Missão dos advogados e advogadas populares
Esta é a quarta turma de Direito do Pronera a se formar, e outras duas estão em andamento na Universidade Federal de Goiás, na Cidade de Goiás, e na Universidade Federal do Sul e Sudeste do Pará (Unifesspa), em Marabá.
Além dos compromissos éticos aprendido ao longo do curso e firmados no momento da colação de grau, os futuros advogados vão carregar as causas das suas origens no dia a dia profissional: “Nossa tarefa é utilizar esse instrumento que é o Direito a serviço do povo, da classe trabalhadora, para o que for preciso e no espaço em que a gente estiver, seja na advocacia popular, na academia, no judiciário. O importante é nunca esquecer de onde a gente veio”, reforça Jaqueline Pereira de Andrade.
As demandas da classe trabalhadora no campo do Direito são inúmeras, seja no apoio às associações e cooperativa, ou nos temas relacionados às lutas populares, conforme afirma Ney Strozake. “A missão do estudante de Direito que veio do movimento social e fez o curso do Pronera é, depois de formado, se engajar e colocar o seu diploma na defesa dos trabalhadores e de suas organizações”, aponta o advogado do MST.

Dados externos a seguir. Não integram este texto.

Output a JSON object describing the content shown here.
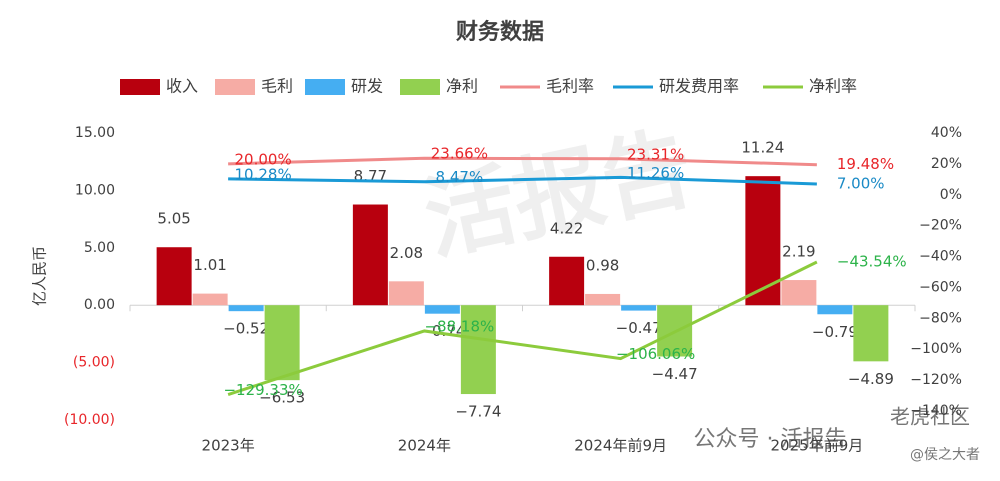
{
  "chart_data": {
    "type": "bar-line",
    "title": "财务数据",
    "y_label": "亿人民币",
    "categories": [
      "2023年",
      "2024年",
      "2024年前9月",
      "2025年前9月"
    ],
    "series": [
      {
        "name": "收入",
        "kind": "bar",
        "color": "#b8000e",
        "values": [
          5.05,
          8.77,
          4.22,
          11.24
        ]
      },
      {
        "name": "毛利",
        "kind": "bar",
        "color": "#f6aca5",
        "values": [
          1.01,
          2.08,
          0.98,
          2.19
        ]
      },
      {
        "name": "研发",
        "kind": "bar",
        "color": "#45aef2",
        "values": [
          -0.52,
          -0.74,
          -0.47,
          -0.79
        ],
        "value_labels": [
          "−0.52",
          "−0.74",
          "−0.47",
          "−0.79"
        ]
      },
      {
        "name": "净利",
        "kind": "bar",
        "color": "#92d050",
        "values": [
          -6.53,
          -7.74,
          -4.47,
          -4.89
        ],
        "value_labels": [
          "−6.53",
          "−7.74",
          "−4.47",
          "−4.89"
        ]
      },
      {
        "name": "毛利率",
        "kind": "line",
        "axis": "y2",
        "color": "#f08a8a",
        "label_color": "#e8262a",
        "values": [
          20.0,
          23.66,
          23.31,
          19.48
        ],
        "value_labels": [
          "20.00%",
          "23.66%",
          "23.31%",
          "19.48%"
        ]
      },
      {
        "name": "研发费用率",
        "kind": "line",
        "axis": "y2",
        "color": "#1a9ad6",
        "label_color": "#1a8ac6",
        "values": [
          10.28,
          8.47,
          11.26,
          7.0
        ],
        "value_labels": [
          "10.28%",
          "8.47%",
          "11.26%",
          "7.00%"
        ]
      },
      {
        "name": "净利率",
        "kind": "line",
        "axis": "y2",
        "color": "#8ccb3c",
        "label_color": "#2db34a",
        "values": [
          -129.33,
          -88.18,
          -106.06,
          -43.54
        ],
        "value_labels": [
          "−129.33%",
          "−88.18%",
          "−106.06%",
          "−43.54%"
        ]
      }
    ],
    "ylim": [
      -10,
      15
    ],
    "yticks": [
      {
        "value": -10,
        "label": "(10.00)"
      },
      {
        "value": -5,
        "label": "(5.00)"
      },
      {
        "value": 0,
        "label": "0.00"
      },
      {
        "value": 5,
        "label": "5.00"
      },
      {
        "value": 10,
        "label": "10.00"
      },
      {
        "value": 15,
        "label": "15.00"
      }
    ],
    "y2lim": [
      -140,
      40
    ],
    "y2ticks": [
      {
        "value": -140,
        "label": "−140%"
      },
      {
        "value": -120,
        "label": "−120%"
      },
      {
        "value": -100,
        "label": "−100%"
      },
      {
        "value": -80,
        "label": "−80%"
      },
      {
        "value": -60,
        "label": "−60%"
      },
      {
        "value": -40,
        "label": "−40%"
      },
      {
        "value": -20,
        "label": "−20%"
      },
      {
        "value": 0,
        "label": "0%"
      },
      {
        "value": 20,
        "label": "20%"
      },
      {
        "value": 40,
        "label": "40%"
      }
    ],
    "legend": "top",
    "watermark": [
      "活报告",
      "公众号 · 活报告",
      "老虎社区",
      "@侯之大者"
    ]
  }
}
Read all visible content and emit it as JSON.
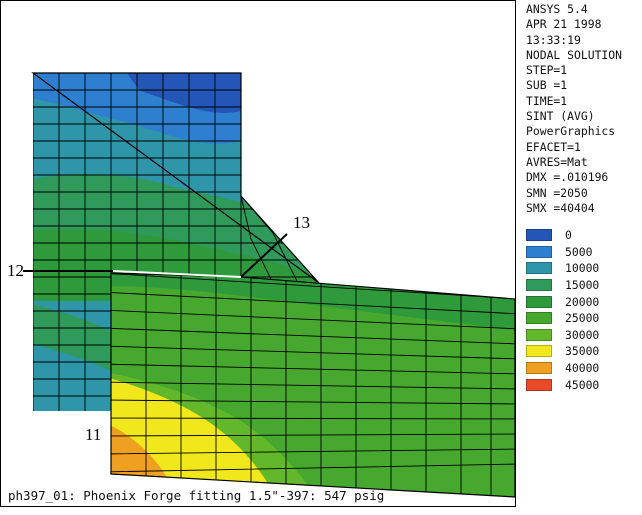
{
  "info_panel": {
    "lines": [
      "ANSYS 5.4",
      "APR 21 1998",
      "13:33:19",
      "NODAL SOLUTION",
      "STEP=1",
      "SUB =1",
      "TIME=1",
      "SINT      (AVG)",
      "PowerGraphics",
      "EFACET=1",
      "AVRES=Mat",
      "DMX =.010196",
      "SMN =2050",
      "SMX =40404"
    ]
  },
  "legend": [
    {
      "label": "0",
      "color": "#2456b8"
    },
    {
      "label": "5000",
      "color": "#2f7fd0"
    },
    {
      "label": "10000",
      "color": "#2f95a8"
    },
    {
      "label": "15000",
      "color": "#2f9a5a"
    },
    {
      "label": "20000",
      "color": "#2e9a3c"
    },
    {
      "label": "25000",
      "color": "#46a82e"
    },
    {
      "label": "30000",
      "color": "#62b82a"
    },
    {
      "label": "35000",
      "color": "#f0e81a"
    },
    {
      "label": "40000",
      "color": "#f0a020"
    },
    {
      "label": "45000",
      "color": "#e84a2a"
    }
  ],
  "annotations": {
    "node_12": "12",
    "node_13": "13",
    "node_11": "11"
  },
  "caption": "ph397_01: Phoenix Forge fitting 1.5\"-397: 547 psig"
}
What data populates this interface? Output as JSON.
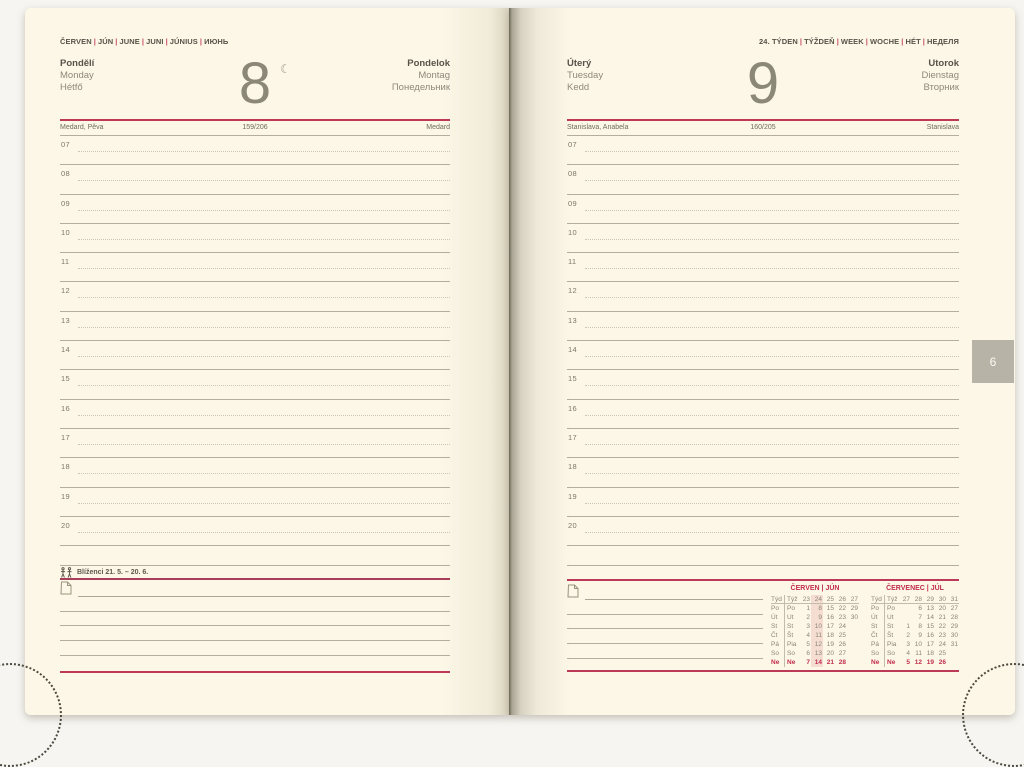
{
  "left_page": {
    "month_header_items": [
      "ČERVEN",
      "JÚN",
      "JUNE",
      "JUNI",
      "JÚNIUS",
      "ИЮНЬ"
    ],
    "day_names_left": [
      "Pondělí",
      "Monday",
      "Hétfő"
    ],
    "day_number": "8",
    "moon_icon": "☾",
    "day_names_right": [
      "Pondelok",
      "Montag",
      "Понедельник"
    ],
    "nameday_left": "Medard, Pěva",
    "day_counter": "159/206",
    "nameday_right": "Medard",
    "zodiac_label": "Blíženci 21. 5. – 20. 6."
  },
  "right_page": {
    "week_header_items": [
      "24. TÝDEN",
      "TÝŽDEŇ",
      "WEEK",
      "WOCHE",
      "HÉT",
      "НЕДЕЛЯ"
    ],
    "day_names_left": [
      "Úterý",
      "Tuesday",
      "Kedd"
    ],
    "day_number": "9",
    "day_names_right": [
      "Utorok",
      "Dienstag",
      "Вторник"
    ],
    "nameday_left": "Stanislava, Anabela",
    "day_counter": "160/205",
    "nameday_right": "Stanislava",
    "month_tab": "6"
  },
  "hours": [
    "07",
    "08",
    "09",
    "10",
    "11",
    "12",
    "13",
    "14",
    "15",
    "16",
    "17",
    "18",
    "19",
    "20"
  ],
  "calendars": [
    {
      "title": "ČERVEN | JÚN",
      "highlight_col": 1,
      "rows": [
        {
          "lab1": "Týd",
          "lab2": "Týž",
          "vals": [
            "23",
            "24",
            "25",
            "26",
            "27"
          ],
          "type": "week"
        },
        {
          "lab1": "Po",
          "lab2": "Po",
          "vals": [
            "1",
            "8",
            "15",
            "22",
            "29"
          ],
          "type": "day"
        },
        {
          "lab1": "Út",
          "lab2": "Ut",
          "vals": [
            "2",
            "9",
            "16",
            "23",
            "30"
          ],
          "type": "day"
        },
        {
          "lab1": "St",
          "lab2": "St",
          "vals": [
            "3",
            "10",
            "17",
            "24",
            ""
          ],
          "type": "day"
        },
        {
          "lab1": "Čt",
          "lab2": "Št",
          "vals": [
            "4",
            "11",
            "18",
            "25",
            ""
          ],
          "type": "day"
        },
        {
          "lab1": "Pá",
          "lab2": "Pia",
          "vals": [
            "5",
            "12",
            "19",
            "26",
            ""
          ],
          "type": "day"
        },
        {
          "lab1": "So",
          "lab2": "So",
          "vals": [
            "6",
            "13",
            "20",
            "27",
            ""
          ],
          "type": "day"
        },
        {
          "lab1": "Ne",
          "lab2": "Ne",
          "vals": [
            "7",
            "14",
            "21",
            "28",
            ""
          ],
          "type": "sunday"
        }
      ]
    },
    {
      "title": "ČERVENEC | JÚL",
      "highlight_col": -1,
      "rows": [
        {
          "lab1": "Týd",
          "lab2": "Týž",
          "vals": [
            "27",
            "28",
            "29",
            "30",
            "31"
          ],
          "type": "week"
        },
        {
          "lab1": "Po",
          "lab2": "Po",
          "vals": [
            "",
            "6",
            "13",
            "20",
            "27"
          ],
          "type": "day"
        },
        {
          "lab1": "Út",
          "lab2": "Ut",
          "vals": [
            "",
            "7",
            "14",
            "21",
            "28"
          ],
          "type": "day"
        },
        {
          "lab1": "St",
          "lab2": "St",
          "vals": [
            "1",
            "8",
            "15",
            "22",
            "29"
          ],
          "type": "day"
        },
        {
          "lab1": "Čt",
          "lab2": "Št",
          "vals": [
            "2",
            "9",
            "16",
            "23",
            "30"
          ],
          "type": "day"
        },
        {
          "lab1": "Pá",
          "lab2": "Pia",
          "vals": [
            "3",
            "10",
            "17",
            "24",
            "31"
          ],
          "type": "day"
        },
        {
          "lab1": "So",
          "lab2": "So",
          "vals": [
            "4",
            "11",
            "18",
            "25",
            ""
          ],
          "type": "day"
        },
        {
          "lab1": "Ne",
          "lab2": "Ne",
          "vals": [
            "5",
            "12",
            "19",
            "26",
            ""
          ],
          "type": "sunday"
        }
      ]
    }
  ],
  "colors": {
    "accent_red": "#bc3a58",
    "calendar_red": "#c22c50",
    "page_cream": "#fcf7e6",
    "tab_gray": "#b8b3a7",
    "highlight_pink": "#f5ddd1",
    "line_gray": "#b3ae9d",
    "text_dark": "#57534a",
    "text_gray": "#8e8a7c"
  }
}
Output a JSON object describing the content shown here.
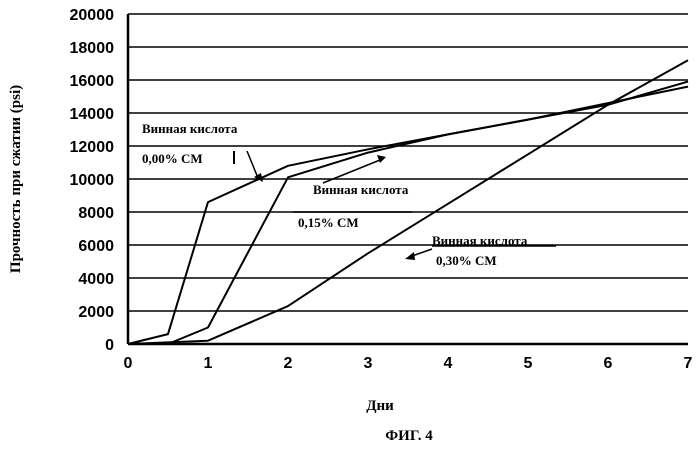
{
  "chart_data": {
    "type": "line",
    "title": "",
    "xlabel": "Дни",
    "ylabel": "Прочность при сжатии (psi)",
    "caption": "ФИГ. 4",
    "xlim": [
      0,
      7
    ],
    "ylim": [
      0,
      20000
    ],
    "x_ticks": [
      "0",
      "1",
      "2",
      "3",
      "4",
      "5",
      "6",
      "7"
    ],
    "y_ticks": [
      "0",
      "2000",
      "4000",
      "6000",
      "8000",
      "10000",
      "12000",
      "14000",
      "16000",
      "18000",
      "20000"
    ],
    "grid": "horizontal",
    "legend": "none",
    "series": [
      {
        "annotation_line1": "Винная кислота",
        "annotation_line2": "0,00% СМ",
        "x": [
          0,
          0.5,
          1,
          2,
          3,
          4,
          5,
          6,
          7
        ],
        "y": [
          0,
          600,
          8600,
          10800,
          11800,
          12700,
          13600,
          14600,
          15600
        ]
      },
      {
        "annotation_line1": "Винная кислота",
        "annotation_line2": "0,15% СМ",
        "x": [
          0,
          0.5,
          1,
          2,
          3,
          4,
          5,
          6,
          7
        ],
        "y": [
          0,
          0,
          1000,
          10100,
          11600,
          12700,
          13600,
          14500,
          15900
        ]
      },
      {
        "annotation_line1": "Винная кислота",
        "annotation_line2": "0,30% СМ",
        "x": [
          0,
          1,
          2,
          3,
          4,
          5,
          6,
          7
        ],
        "y": [
          0,
          200,
          2300,
          5500,
          8500,
          11500,
          14500,
          17200
        ]
      }
    ]
  }
}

O Programa Nacional de Educação da Reforma Agrária (Pronera) foi criado em 1998 pelo governo federal, e até o primeiro semestre de 2019 havia formado cerca de 5,9 mil pessoas, entre graduação e pós-graduação, conforme dados do Instituto Nacional de Colonização e Reforma Agrária (Incra). Cerca de 50 instituições públicas de ensino superior já realizaram cursos de educação superior por meio do Programa, em diversas áreas de ensino.